Sulfathiazole: A short-acting sulfanilamide drug used to treat certain bacterial infections.

Sulfacetamide sodium: It is mainly used in the treatment of eye infections.

Sulfadimidine: Used to treat certain bacterial infections, such as respiratory infections.

Sulfonamide antibiotics at BOC Sciences

Research progress of sulfonamide

Potential toxicological effects of sulfonamides antibiotics

Sulfamethodiazine (SMR) and sulfamethoxazole (SMT) are commonly used veterinary antibiotics, two sulfonamides that have been frequently detected in the environment in recent years. Inappropriate intake of SMT and SMR can lead to goiter and hypothyroidism, central nervous system toxicity, and liver and kidney damage, among other harms. Therefore, it is important to study the direct harm of SA to organisms.

Zhu et al. studied the toxicological mechanisms of SMR and SMT by molecular docking, DFT and multispectral techniques, using human and bovine serum albumin (HSA and BSA) as model proteins. The quenching effect of SMR on HSA/BSA endogenous fluorescence is higher than that of SMT, which is due to the stronger binding effect of pyrimidine ring on HSA/BSA than oxazole ring. The binding of SAs and HSA/BSA is mainly achieved through hydrogen bonding and hydrophobic interaction, and this concept is also supported by molecular models. The α helix content of HSA/BSA induced by SMR/SMT was reduced, indicating that the α helix structure of HSA/BSA protein had greater extensibility. These results could provide useful toxicological information on the hazards of SAs in response to the growing concern that SAs may pose a toxic threat to organisms.
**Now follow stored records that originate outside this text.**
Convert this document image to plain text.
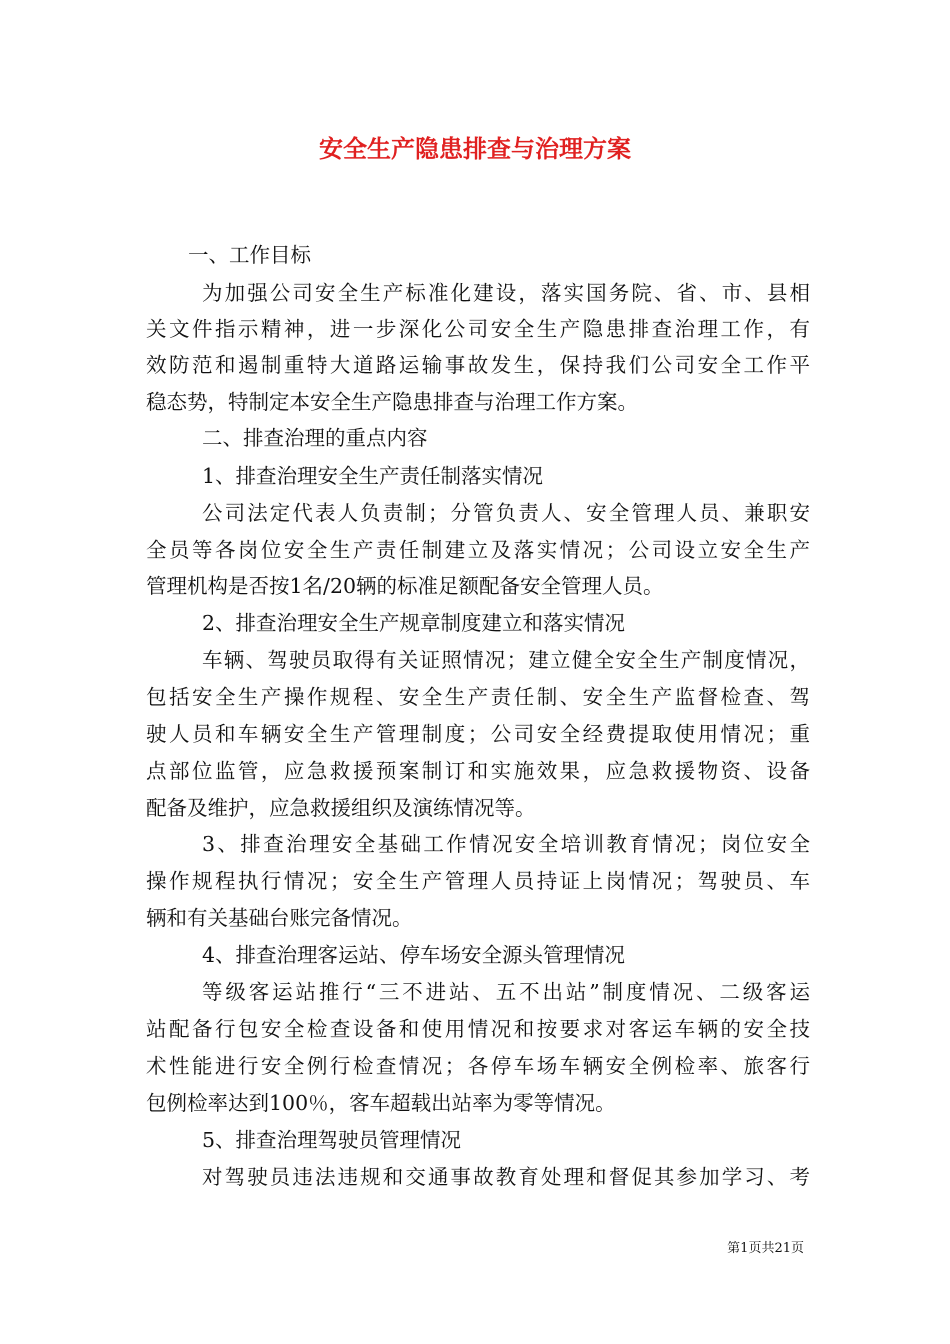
安全生产隐患排查与治理方案

一、工作目标

为加强公司安全生产标准化建设，落实国务院、省、市、县相

关文件指示精神，进一步深化公司安全生产隐患排查治理工作，有

效防范和遏制重特大道路运输事故发生，保持我们公司安全工作平

稳态势，特制定本安全生产隐患排查与治理工作方案。

二、排查治理的重点内容

1、排查治理安全生产责任制落实情况

公司法定代表人负责制；分管负责人、安全管理人员、兼职安

全员等各岗位安全生产责任制建立及落实情况；公司设立安全生产

管理机构是否按1名/20辆的标准足额配备安全管理人员。

2、排查治理安全生产规章制度建立和落实情况

车辆、驾驶员取得有关证照情况；建立健全安全生产制度情况，

包括安全生产操作规程、安全生产责任制、安全生产监督检查、驾

驶人员和车辆安全生产管理制度；公司安全经费提取使用情况；重

点部位监管，应急救援预案制订和实施效果，应急救援物资、设备

配备及维护，应急救援组织及演练情况等。

3、排查治理安全基础工作情况安全培训教育情况；岗位安全

操作规程执行情况；安全生产管理人员持证上岗情况；驾驶员、车

辆和有关基础台账完备情况。

4、排查治理客运站、停车场安全源头管理情况

等级客运站推行“三不进站、五不出站”制度情况、二级客运

站配备行包安全检查设备和使用情况和按要求对客运车辆的安全技

术性能进行安全例行检查情况；各停车场车辆安全例检率、旅客行

包例检率达到100％，客车超载出站率为零等情况。

5、排查治理驾驶员管理情况

对驾驶员违法违规和交通事故教育处理和督促其参加学习、考

第1页共21页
Biosensors simultaneously detect multiple sulfonamides

Unreasonable use, abuse, or cross use of sulfonamides (SAs) in animal husbandry will lead to the residual of SAs in the environment (such as water), which will adversely affect the ecosystem, bacterial resistance, and human health. Therefore, it is very necessary to develop simple, fast and simultaneous detection of multiple SAs detection methods to achieve rapid screening of total SAs residues in environmental water.

Liu et al. reported a biosensor based on mixed screening of multiple sulfonamides to generate broad-spectrum specific nucleic acid aptamers. They screened aptamers targeting a mixture of three SAs antibiotics and obtained three aptamers with different specificity. One of them had a similar binding force to all six SAs drugs tested, with Kd values ranging from 0.22 to 0.63 μM. For the other two aptamers, one specifically recognizes SQX and the other specifically recognizes SDM and SCZ. The established label-free aptamer sensor can be successfully applied to the detection of real samples, and the LOD range of six SAs drugs in lake water samples is 0.14-0.71μM. The multi-target SELEX strategy provides a shortcut for generating broad-spectrum aptamers for detecting antibiotic families. At the same time, based on the reliability of the aptamer sensor to detect real samples, the aptamer is likely to be used to establish other sensor platforms to detect SAs antibiotics.

References

1. Zhu, M., et al. Potential toxic effects of sulfonamides antibiotics: Molecular modeling, multiple-spectroscopy techniques and density functional theory calculations. Ecotoxicology and Environmental Safety. 2022, 243: 113979.
2. Li, X., et al. Multiplexed SELEX for sulfonamide antibiotics yielding a group-specific DNA aptamer for biosensors. Analytical Chemistry. 2023, 95(44): 16366-16373.